Ce qu’indique ce passage, d’emblée, c’est qu’une affection contraire, dont l’origine est la causalité extérieure, s’accommode à la notion commune elle-même, parce qu’il n’existe plus pour elle que cette source ou « origine » possible. Cette notion commune est en effet plus puissante, et persistera plus longtemps parce que son origine, la Raison, est stable. Le référentiel de la contrainte extérieure lui-même est inversé. Nous voudrions partir de ce constat. En s’accommodant aux notions communes, l’affection extérieure est neutralisée dans tout ce qui concerne ses aspects non-communs. Dès lors, elle se rapporte bien plus à la propriété commune dont l’individu a constitué la notion qu’à la causalité extérieure. Son référentiel et son indexation ont changé.
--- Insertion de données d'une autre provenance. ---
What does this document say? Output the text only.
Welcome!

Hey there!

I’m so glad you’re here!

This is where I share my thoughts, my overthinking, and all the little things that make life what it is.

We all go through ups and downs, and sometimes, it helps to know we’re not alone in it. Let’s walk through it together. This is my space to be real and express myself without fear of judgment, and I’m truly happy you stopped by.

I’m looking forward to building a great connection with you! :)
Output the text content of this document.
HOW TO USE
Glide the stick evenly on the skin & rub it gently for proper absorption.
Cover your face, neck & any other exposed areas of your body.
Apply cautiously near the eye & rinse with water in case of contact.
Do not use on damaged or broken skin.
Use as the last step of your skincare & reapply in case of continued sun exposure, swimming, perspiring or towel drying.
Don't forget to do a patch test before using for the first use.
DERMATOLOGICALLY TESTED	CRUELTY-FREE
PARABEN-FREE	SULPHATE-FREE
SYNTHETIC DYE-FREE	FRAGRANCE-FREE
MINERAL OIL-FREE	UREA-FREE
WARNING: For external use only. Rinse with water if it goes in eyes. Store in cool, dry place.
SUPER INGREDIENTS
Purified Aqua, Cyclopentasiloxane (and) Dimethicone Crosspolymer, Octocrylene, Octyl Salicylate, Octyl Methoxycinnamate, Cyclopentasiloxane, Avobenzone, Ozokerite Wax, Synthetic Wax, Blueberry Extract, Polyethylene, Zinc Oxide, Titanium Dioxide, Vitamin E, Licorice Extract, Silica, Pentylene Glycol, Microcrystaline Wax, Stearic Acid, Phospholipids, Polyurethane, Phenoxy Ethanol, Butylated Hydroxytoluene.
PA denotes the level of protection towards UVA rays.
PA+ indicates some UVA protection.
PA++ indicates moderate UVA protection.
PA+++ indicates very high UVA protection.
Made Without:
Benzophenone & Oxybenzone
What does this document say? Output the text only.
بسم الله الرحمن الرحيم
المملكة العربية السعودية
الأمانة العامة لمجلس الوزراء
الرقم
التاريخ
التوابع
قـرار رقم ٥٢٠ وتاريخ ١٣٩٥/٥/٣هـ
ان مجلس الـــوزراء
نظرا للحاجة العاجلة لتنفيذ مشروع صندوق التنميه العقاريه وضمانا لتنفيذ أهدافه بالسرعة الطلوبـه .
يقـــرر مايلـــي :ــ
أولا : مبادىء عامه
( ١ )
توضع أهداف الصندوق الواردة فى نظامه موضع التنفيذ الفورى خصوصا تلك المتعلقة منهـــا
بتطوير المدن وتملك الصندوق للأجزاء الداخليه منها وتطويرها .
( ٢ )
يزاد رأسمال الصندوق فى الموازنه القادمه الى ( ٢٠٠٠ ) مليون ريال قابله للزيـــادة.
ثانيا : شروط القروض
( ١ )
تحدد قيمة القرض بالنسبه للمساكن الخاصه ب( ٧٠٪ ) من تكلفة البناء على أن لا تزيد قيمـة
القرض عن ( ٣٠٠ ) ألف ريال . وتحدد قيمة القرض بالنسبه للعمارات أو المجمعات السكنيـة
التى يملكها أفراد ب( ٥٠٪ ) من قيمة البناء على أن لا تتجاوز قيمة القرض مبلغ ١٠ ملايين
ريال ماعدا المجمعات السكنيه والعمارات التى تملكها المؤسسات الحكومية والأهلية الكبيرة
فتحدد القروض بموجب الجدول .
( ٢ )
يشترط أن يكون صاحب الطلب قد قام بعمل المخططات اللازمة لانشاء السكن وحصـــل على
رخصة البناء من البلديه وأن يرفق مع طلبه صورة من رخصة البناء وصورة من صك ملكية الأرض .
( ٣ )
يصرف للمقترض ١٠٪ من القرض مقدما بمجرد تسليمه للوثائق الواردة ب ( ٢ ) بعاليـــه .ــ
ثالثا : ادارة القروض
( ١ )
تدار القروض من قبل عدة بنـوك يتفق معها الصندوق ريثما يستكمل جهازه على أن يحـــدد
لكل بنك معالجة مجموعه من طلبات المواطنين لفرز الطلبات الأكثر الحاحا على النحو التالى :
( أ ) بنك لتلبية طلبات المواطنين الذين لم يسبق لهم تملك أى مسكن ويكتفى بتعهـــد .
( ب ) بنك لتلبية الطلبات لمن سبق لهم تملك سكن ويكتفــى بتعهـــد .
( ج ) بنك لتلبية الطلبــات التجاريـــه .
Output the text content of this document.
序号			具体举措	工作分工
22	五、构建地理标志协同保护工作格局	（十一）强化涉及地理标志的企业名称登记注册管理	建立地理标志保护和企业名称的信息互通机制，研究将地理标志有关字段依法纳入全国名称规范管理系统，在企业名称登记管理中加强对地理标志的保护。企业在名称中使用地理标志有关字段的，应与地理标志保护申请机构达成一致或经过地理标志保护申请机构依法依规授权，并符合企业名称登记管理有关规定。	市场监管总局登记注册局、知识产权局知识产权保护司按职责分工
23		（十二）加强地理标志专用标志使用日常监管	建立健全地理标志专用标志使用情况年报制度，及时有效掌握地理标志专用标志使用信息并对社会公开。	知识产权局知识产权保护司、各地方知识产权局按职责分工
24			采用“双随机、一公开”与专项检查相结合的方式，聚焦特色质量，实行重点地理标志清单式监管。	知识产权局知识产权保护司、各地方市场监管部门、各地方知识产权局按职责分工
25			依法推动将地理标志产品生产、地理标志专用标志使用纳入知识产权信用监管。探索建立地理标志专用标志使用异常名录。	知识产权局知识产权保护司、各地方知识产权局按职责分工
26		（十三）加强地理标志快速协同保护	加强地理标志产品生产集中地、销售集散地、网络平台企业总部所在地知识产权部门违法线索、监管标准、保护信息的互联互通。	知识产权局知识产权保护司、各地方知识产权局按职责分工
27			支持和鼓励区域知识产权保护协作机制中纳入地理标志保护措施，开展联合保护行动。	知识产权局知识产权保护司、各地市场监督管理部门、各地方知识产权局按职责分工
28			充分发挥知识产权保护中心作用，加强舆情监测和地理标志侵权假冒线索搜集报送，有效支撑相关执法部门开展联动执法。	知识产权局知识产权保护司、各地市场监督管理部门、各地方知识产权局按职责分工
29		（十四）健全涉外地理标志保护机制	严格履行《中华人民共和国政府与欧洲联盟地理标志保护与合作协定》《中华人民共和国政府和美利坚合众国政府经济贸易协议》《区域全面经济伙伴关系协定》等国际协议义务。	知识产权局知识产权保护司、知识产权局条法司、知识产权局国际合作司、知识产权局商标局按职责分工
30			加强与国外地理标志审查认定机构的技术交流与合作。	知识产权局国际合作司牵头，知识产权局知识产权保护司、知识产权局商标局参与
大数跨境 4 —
En cessant d’être nourrie par la cause extérieure, l’affection contraire nourrit elle-même de ses propriétés les notions communes[11].

Très immédiatement, il est donc clair que les propriétés communes, en tant qu’elles sont liées à la diversité affective de l’aptitude individuelle, ne posent pas uniquement la question de leur formation intellectuelle, mais du renversement affectif effectué.

Allons plus loin, un peu plus tôt, dans la proposition 5 de la troisième partie, Spinoza déclarait :

Des choses sont d’une nature contraire, c’est-à-dire ne peuvent être dans le même sujet, dans la mesure où l’une peut détruire l’autre.

DÉMONSTRATION. Si elles pouvaient en effet convenir entre elles ou être en même temps dans le même sujet [si enim inter se convenire, vel in eodem subjecto simul esse possent], quelque chose pourrait être donné dans ce sujet qui eût le pouvoir de le détruire, ce qui (Prop. préc.) est absurde[12].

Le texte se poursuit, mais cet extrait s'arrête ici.